Zekât ile sadakanın lâyık oldukları mevkilerini bulmak için birkaç şart vardır:
1. Sadakayı vermekte israf olmaması.
2. Başkasından alıp başkasına vermek suretiyle halkın malından olmayıp kendi malından olması.
3. Minnetle in'âmın bozulmaması.
4. Fakir olmak korkusuyla sadakanın terk edilmemesi.
5. Sadakanın yalnız mala ve paraya münhasır olmadığı bilinmesiyle, ilim, fikir, kuvvet, amel gibi şeylerde de muhtaç olanlara sadakanın verilmesi.
6. Sadakayı alan adam, o sadakayı sefahette değil, hâcât-ı zaruriyesinde sarf etmesi lâzımdır.

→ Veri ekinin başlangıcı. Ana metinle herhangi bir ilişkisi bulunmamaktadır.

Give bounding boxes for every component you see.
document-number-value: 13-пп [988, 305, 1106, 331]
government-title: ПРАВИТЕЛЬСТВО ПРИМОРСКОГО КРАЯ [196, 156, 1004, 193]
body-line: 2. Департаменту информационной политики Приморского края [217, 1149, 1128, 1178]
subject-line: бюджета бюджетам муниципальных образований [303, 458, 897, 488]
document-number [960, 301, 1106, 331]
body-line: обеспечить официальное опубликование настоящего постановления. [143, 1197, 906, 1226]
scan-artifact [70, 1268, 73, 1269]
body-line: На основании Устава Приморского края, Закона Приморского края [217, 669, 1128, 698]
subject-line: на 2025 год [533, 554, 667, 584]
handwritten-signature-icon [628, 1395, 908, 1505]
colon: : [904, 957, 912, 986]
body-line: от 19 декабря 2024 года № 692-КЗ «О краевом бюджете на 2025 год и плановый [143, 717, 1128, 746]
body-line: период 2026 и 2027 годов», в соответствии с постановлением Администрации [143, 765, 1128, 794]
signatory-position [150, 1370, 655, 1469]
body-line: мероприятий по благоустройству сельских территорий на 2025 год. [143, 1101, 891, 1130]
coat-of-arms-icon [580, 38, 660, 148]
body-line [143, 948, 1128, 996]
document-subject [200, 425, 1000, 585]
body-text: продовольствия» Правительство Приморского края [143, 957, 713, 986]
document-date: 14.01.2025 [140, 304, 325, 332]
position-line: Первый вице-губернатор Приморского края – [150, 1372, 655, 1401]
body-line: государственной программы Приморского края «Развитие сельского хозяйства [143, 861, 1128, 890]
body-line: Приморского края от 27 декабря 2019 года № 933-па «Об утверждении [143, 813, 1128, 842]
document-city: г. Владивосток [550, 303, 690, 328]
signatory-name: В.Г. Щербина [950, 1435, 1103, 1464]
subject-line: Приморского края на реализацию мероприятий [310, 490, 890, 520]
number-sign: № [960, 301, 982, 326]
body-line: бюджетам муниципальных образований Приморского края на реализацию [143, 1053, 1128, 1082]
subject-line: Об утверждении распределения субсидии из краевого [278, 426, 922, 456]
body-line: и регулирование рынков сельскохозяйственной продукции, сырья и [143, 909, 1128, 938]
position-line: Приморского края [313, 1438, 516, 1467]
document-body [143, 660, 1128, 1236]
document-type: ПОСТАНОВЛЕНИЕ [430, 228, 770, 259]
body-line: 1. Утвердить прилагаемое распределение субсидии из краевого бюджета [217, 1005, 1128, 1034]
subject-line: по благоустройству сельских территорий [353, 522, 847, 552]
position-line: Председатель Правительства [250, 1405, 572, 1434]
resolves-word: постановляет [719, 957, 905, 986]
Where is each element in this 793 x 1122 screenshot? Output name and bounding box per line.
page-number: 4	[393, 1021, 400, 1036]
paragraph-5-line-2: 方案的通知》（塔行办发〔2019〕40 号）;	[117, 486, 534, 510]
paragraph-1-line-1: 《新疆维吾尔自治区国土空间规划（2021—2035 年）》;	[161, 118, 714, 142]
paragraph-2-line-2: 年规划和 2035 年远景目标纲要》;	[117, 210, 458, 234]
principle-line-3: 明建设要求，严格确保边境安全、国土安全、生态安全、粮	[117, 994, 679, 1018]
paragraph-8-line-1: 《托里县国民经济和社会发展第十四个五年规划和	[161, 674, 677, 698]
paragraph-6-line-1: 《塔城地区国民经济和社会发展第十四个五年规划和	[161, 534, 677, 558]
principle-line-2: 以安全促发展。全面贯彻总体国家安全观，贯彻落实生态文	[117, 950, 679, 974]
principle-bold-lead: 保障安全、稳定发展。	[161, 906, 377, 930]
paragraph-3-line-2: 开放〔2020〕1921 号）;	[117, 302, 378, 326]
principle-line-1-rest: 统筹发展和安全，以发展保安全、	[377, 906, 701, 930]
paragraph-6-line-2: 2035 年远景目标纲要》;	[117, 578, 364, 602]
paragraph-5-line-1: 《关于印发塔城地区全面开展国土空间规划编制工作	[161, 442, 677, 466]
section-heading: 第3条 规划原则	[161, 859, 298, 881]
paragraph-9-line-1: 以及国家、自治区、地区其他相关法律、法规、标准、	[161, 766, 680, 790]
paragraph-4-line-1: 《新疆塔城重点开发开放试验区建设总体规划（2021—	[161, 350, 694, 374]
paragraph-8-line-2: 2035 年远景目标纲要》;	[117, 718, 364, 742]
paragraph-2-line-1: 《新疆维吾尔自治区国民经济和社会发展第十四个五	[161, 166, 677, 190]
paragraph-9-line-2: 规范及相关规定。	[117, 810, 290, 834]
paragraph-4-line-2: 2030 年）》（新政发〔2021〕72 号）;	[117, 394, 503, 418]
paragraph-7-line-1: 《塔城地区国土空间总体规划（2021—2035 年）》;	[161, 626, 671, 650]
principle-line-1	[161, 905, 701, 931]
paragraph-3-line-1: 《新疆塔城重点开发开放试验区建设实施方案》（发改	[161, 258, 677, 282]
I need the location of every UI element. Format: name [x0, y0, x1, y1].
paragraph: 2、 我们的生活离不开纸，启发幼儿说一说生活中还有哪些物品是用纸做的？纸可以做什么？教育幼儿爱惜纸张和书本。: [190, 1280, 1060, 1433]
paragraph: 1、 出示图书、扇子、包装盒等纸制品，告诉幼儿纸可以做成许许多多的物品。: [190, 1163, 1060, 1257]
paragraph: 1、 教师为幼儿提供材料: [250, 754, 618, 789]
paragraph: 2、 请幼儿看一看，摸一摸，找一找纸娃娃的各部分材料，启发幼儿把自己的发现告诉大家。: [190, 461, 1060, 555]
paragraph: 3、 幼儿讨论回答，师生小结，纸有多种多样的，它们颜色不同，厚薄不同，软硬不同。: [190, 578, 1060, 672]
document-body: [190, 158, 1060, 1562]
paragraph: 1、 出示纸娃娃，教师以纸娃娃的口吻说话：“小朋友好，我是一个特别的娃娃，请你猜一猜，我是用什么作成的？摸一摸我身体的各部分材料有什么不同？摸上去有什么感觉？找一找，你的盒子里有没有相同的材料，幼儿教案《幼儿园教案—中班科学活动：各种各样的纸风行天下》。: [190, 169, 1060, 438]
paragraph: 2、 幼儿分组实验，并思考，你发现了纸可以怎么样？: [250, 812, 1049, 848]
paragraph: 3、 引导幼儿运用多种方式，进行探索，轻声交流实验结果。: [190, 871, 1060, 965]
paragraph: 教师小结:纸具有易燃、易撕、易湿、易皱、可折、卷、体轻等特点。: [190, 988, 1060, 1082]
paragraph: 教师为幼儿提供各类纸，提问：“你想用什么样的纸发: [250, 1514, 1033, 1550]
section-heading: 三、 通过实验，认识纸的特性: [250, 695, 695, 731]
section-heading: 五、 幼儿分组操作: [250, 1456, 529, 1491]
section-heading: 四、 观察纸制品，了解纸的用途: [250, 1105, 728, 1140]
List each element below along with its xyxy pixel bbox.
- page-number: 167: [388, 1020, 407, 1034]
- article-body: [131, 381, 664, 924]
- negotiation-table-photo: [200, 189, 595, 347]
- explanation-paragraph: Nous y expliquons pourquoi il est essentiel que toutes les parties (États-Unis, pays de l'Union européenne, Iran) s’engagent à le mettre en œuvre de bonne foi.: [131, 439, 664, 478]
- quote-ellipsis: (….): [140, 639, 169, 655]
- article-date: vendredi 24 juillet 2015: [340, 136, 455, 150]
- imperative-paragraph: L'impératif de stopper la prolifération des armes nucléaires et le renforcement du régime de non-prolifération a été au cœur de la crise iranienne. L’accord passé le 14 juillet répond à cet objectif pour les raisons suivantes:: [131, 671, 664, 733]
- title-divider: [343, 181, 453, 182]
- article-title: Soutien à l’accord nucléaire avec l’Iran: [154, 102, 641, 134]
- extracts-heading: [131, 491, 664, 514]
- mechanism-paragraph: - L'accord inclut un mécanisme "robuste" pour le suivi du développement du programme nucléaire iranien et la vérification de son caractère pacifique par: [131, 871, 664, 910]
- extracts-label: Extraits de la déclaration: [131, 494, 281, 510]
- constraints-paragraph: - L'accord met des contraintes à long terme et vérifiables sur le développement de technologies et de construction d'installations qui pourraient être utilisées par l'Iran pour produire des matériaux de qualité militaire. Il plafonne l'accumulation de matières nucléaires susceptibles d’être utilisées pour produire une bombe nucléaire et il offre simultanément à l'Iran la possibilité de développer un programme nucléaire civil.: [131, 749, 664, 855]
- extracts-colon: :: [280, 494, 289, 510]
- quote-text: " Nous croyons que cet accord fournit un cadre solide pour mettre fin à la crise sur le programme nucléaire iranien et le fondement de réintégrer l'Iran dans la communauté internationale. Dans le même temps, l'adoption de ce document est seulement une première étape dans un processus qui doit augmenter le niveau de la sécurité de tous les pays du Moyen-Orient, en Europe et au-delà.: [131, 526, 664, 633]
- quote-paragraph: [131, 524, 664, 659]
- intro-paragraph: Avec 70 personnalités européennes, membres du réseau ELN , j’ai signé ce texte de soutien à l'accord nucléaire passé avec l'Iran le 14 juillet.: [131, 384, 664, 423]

Kur'ân-ı Kerim bu şartları, bu nükteleri insanlara sadaka olarak ihsan ve ihsas etmek için يُزَكُّونَ [3] veya يَتَصَدَّقُونَ [4] veyahut يُؤْتُونَ الزَّكٰوةَ [5] gibi îcazlı bir ifadeyi terk edip, وَمِمَّا رَزَقْنَاهُمْ يُنْفِقُونَ [6] gibi itnablı bir cümleyi ihtiyar etmiştir.